A respeito da pensão por morte, o art. 26, I, da Lei n.º 8.213/1991 dispõe que o benefício independe de carência, sendo que, na forma do art. 74 da mencionada Lei, o referido benefício será devido ao conjunto dos dependentes do segurado que falecer, aposentado ou não.
Nos termos do art. 16 da Lei n.º 8.213/1991, são beneficiários do Regime Geral de Previdência Social, em regime de prejudicialidade, na condição de dependentes do segurado: a) o cônjuge, a companheira, o companheiro e o filho não emancipado, de qualquer condição, menor de 21 (vinte e um) anos ou inválido ou que tenha deficiência intelectual ou mental ou deficiência grave (dependência econômica presumida); b) os pais; e c) o irmão não emancipado, de qualquer condição, menor de 21 (vinte e um) anos ou inválido ou que tenha deficiência intelectual ou mental ou deficiência grave.
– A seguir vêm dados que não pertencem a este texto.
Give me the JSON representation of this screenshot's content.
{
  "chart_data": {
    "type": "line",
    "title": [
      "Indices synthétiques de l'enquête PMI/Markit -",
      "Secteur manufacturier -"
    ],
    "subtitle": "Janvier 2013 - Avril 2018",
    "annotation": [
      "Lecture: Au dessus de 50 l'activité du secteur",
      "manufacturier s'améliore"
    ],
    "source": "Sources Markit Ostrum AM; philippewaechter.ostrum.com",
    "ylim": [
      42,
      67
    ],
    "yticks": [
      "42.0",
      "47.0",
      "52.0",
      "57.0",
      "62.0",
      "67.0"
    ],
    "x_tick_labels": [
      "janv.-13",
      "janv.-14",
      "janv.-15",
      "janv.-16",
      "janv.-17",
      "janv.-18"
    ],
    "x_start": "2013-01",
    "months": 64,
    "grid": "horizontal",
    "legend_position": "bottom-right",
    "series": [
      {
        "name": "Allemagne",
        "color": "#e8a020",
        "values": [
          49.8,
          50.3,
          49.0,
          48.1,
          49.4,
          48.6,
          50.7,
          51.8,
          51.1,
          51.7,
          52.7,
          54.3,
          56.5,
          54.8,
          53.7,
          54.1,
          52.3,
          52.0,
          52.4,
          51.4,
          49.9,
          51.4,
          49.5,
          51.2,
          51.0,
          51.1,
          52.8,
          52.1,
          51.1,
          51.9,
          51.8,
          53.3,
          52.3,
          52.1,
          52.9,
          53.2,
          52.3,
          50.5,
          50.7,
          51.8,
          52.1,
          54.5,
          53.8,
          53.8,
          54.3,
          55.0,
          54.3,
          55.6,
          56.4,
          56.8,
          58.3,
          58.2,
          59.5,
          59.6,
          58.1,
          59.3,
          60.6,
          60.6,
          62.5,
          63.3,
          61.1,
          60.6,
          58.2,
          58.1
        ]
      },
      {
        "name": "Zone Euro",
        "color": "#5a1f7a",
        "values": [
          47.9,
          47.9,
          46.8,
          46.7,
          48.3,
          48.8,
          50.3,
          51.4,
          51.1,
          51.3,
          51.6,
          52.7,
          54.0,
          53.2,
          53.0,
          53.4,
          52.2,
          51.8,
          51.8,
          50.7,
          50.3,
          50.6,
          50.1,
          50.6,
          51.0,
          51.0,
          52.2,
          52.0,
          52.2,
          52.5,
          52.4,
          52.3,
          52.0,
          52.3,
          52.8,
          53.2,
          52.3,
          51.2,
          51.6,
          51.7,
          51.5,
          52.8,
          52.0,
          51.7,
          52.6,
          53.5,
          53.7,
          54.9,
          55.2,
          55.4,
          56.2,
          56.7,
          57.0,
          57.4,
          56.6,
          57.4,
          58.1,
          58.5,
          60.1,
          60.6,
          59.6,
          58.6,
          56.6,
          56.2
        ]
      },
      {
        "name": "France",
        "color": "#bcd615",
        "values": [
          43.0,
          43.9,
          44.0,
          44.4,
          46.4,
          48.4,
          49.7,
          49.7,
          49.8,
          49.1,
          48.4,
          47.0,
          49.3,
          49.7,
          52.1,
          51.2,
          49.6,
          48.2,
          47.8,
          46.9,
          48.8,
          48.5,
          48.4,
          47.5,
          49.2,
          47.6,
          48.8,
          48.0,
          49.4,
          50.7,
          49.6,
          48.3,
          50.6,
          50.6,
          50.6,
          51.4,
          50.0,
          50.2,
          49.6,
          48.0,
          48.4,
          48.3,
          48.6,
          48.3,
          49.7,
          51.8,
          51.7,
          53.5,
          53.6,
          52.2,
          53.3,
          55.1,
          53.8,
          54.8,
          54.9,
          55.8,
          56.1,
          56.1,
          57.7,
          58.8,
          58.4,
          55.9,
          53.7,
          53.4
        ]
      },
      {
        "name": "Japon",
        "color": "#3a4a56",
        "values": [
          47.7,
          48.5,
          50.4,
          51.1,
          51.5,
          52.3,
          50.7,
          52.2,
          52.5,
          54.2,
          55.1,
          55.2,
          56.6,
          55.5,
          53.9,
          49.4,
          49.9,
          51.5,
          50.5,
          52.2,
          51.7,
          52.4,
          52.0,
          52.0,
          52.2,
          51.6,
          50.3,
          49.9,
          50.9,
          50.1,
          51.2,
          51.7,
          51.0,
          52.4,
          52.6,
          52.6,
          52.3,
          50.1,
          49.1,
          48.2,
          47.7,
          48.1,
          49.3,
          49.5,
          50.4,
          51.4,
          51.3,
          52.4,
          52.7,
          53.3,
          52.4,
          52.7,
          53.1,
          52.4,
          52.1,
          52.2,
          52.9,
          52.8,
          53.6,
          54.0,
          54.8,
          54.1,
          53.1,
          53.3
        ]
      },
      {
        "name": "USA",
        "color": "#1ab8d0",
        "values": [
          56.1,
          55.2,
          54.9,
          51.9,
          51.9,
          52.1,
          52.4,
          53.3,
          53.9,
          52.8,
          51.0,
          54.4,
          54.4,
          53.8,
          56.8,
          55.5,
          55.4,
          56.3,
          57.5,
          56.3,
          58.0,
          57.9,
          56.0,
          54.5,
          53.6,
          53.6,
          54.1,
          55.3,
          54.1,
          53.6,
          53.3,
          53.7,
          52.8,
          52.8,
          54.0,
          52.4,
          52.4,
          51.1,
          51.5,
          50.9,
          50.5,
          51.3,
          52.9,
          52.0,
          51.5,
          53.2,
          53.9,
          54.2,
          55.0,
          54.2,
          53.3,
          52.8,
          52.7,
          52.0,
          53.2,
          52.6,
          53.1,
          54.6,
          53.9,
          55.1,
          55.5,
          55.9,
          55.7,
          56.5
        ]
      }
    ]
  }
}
Assentadas tais premissas, passo ao exame do caso concreto.
Na espécie, é inconteste que o óbito do pretenso instituidor do benefício ocorreu em 07/07/2012 (Fl. 126). Ademais, a condição de dependência da parte autora em relação ao genitor falecido não foi objeto recursal.
Resta, assim, apenas aferir se está presente a qualidade de segurado, conforme reconhecido pela sentença recorrida.
Na hipótese, para comprovar a qualidade de segurado do instituidor, a parte autora anexou aos autos sua CTPS com anotações de vínculos rurais nos períodos de 01/11/1980 a 15/08/1981, 02/01/1982 a 30/06/1985, 01/07/1985 a 14/04/1986, 01/11/1986 a 02/02/1987, 01/09/1987 a 10/10/1987 (Fls. 19/21); declaração de aptidão ao Pronaf datado de 25/10/2001 (Fl. 22).
Houve a oitiva de testemunhas que corroboraram as alegações da parte autora em 10/05/2018.
Ainda que os documentos juntados não qualifiquem o trabalhador como segurado especial, já que, conforme dispõe o art. 11 da Lei nº 8.213/91, esse deve exercer atividade em regime de economia familiar, o trabalho dos membros da família é indispensável à própria subsistência e é exercido em condições de mútua dependência e colaboração, sem a utilização de empregados. No caso concreto, o segurado qualifica-se como empregado rural.
No entanto, segundo a jurisprudência consolidada desta Corte, a aposentadoria por idade com redução etária destina-se a todo e qualquer trabalhador rural, seja o empregado rural, seja o segurado especial.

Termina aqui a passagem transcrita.